DIRECTOR: STANLEY KUBRICK | SCREENPLAY: STANLEY KUBRICK | STARRING: MALCOLM MCDOWELL, PATRICK MAGEE, ADRIENNE CORRI, MIRIAM KARLIN | RE-RELEASE DATE: OUT NOW IN SELECTED UK THEATRES

Stanley Kubrick’s 1971 big-screen adaptation of Anthony Burgess’ A Clockwork Orange was for its time a film of the future. Given the highly-charged political climate we find ourselves in, not to mention recent concerns over street crime, it now remains a film for the present. British audiences will get yet another chance to view and review the film when it is re-issued as the latest Kubrick classic by the BFI as a UK wide release and the first in nineteen years from April 2019.

Kubrick conceived a heightened fantasy when he produced the film as a follow-up to 2001: A Space Odyssey, when his long-cherished Napoleon project fell through, but its unique mix of design (by the late John Barry) and weird language provided a tasty attraction to the youth of the early 1970s, leading to its notorious reputation in this country. There is little that this writer can add to the immense backlog of historical reference that has been written about A Clockwork Orange and readers can more or less rely on so much stuff out there about its troubled first-run history and its withdrawal by Kubrick before it’s re-issue in 2000 after his death. There is, of course, the excellent Taschen volume The Stanley Kubrick Archives which has a whole chapter dedicated to the film with official stills and interviews.

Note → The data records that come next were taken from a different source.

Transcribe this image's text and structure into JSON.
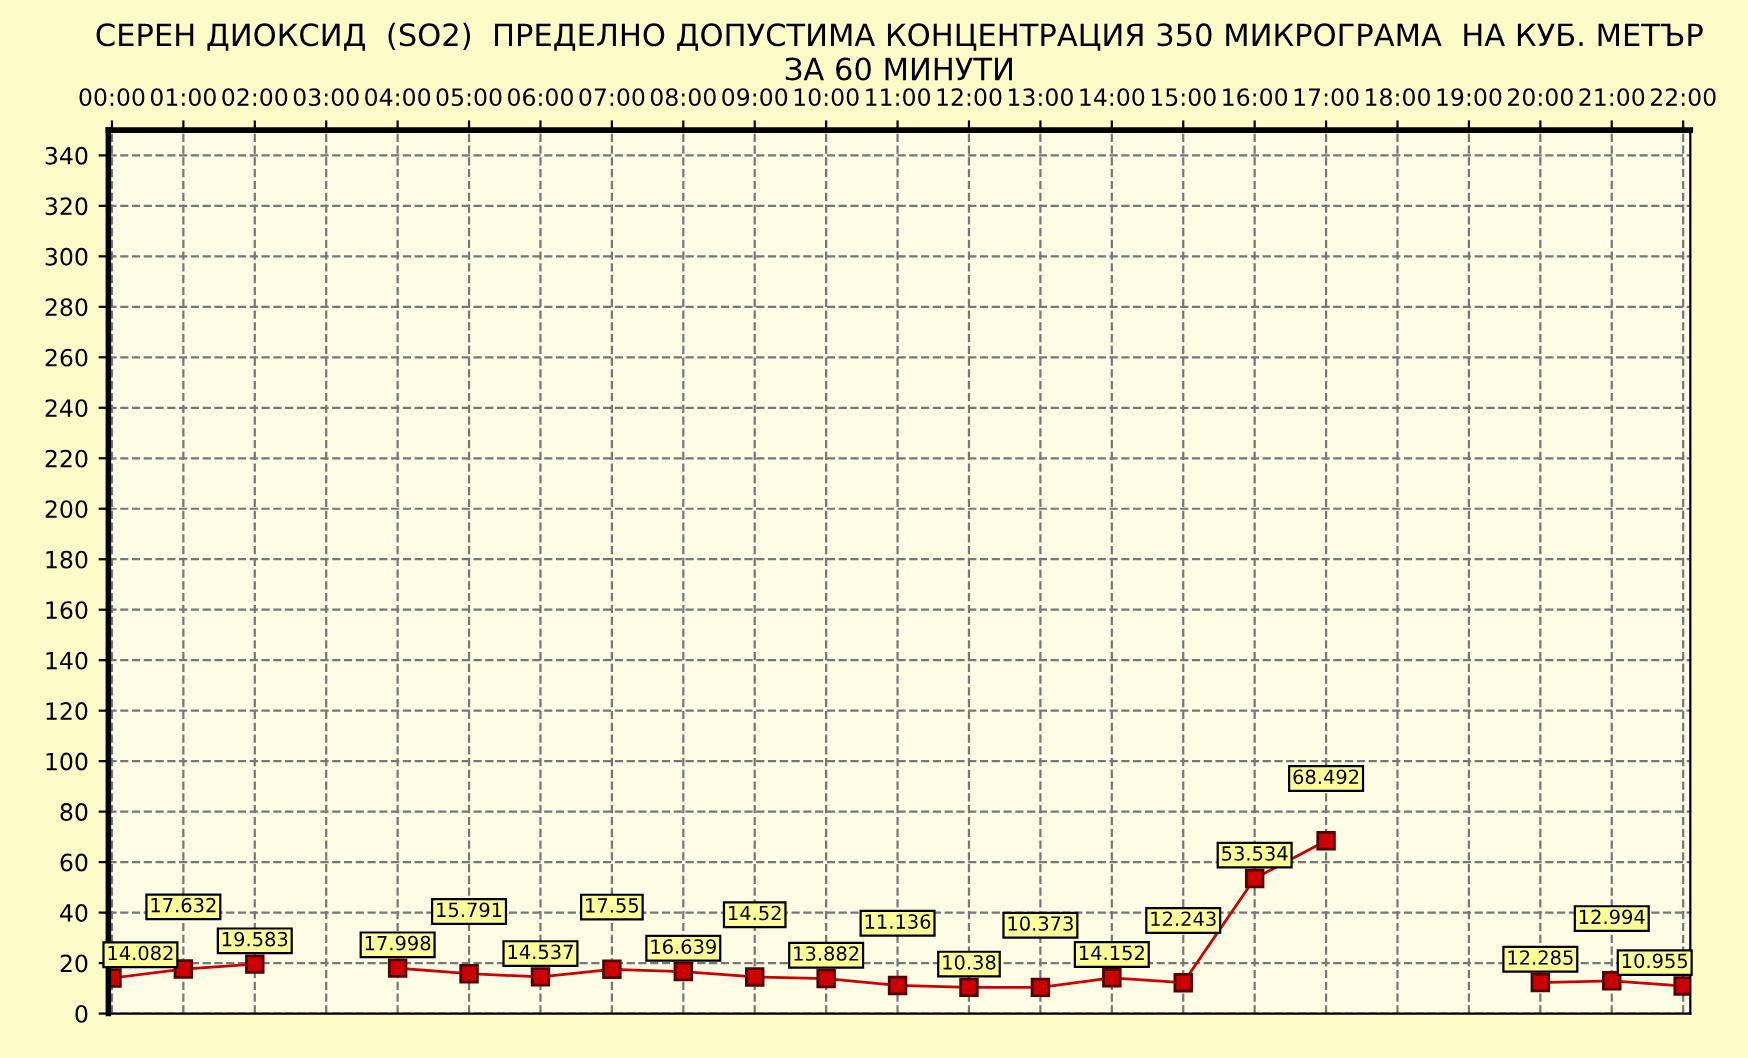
{
  "chart_data": {
    "type": "line",
    "title": "СЕРЕН ДИОКСИД  (SO2)  ПРЕДЕЛНО ДОПУСТИМА КОНЦЕНТРАЦИЯ 350 МИКРОГРАМА  НА КУБ. МЕТЪР\nЗА 60 МИНУТИ",
    "categories": [
      "00:00",
      "01:00",
      "02:00",
      "03:00",
      "04:00",
      "05:00",
      "06:00",
      "07:00",
      "08:00",
      "09:00",
      "10:00",
      "11:00",
      "12:00",
      "13:00",
      "14:00",
      "15:00",
      "16:00",
      "17:00",
      "18:00",
      "19:00",
      "20:00",
      "21:00",
      "22:00"
    ],
    "series": [
      {
        "color": "#cc0000",
        "values": [
          14.082,
          17.632,
          19.583,
          null,
          17.998,
          15.791,
          14.537,
          17.55,
          16.639,
          14.52,
          13.882,
          11.136,
          10.38,
          10.373,
          14.152,
          12.243,
          53.534,
          68.492,
          null,
          null,
          12.285,
          12.994,
          10.955
        ]
      }
    ],
    "ylim": [
      0,
      350
    ],
    "yticks": [
      0,
      20,
      40,
      60,
      80,
      100,
      120,
      140,
      160,
      180,
      200,
      220,
      240,
      260,
      280,
      300,
      320,
      340
    ],
    "grid": true,
    "marker": "square",
    "line_style": "solid",
    "data_labels": true,
    "legend": false
  }
}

To the uninitiated, A Clockwork Orange is the tale of Alex (Malcolm McDowell), an unapologetic youth who presides over his gang of ‘Droogs’ in a crumbling London metropolis and pulls no punches when it comes to depicting the heinous acts of violence they participate in. However, Alex’s fellow ‘Droogs’, Dim, Georgie, and Pete (Warren Clarke, James Marcus, Michael Tarn) are beginning to question his motives and desire more legitimate means…

Although A Clockwork Orange does have a rather dated look nowadays, the electronic score by Walter Carlos, its universal themes of disenfranchised youth, and the subtext of political forces trying to find a solution to the malaise on its watch still resonate nearly half a century on.

The film uses violence in a purposeful way to make a constructive analysis of what inhabits an individual’s true nature, to an extent greater than any number of violent offerings before or since. Of course, much of the impact and quality of the film’s artistic intent is still down to Malcolm McDowell’s legendary performance as Alex, complimented by a great ensemble of supporting actors. From the opening stare through to the climax, McDowell owns the screen throughout and interprets Burgess’ words with enthusiastic vigour.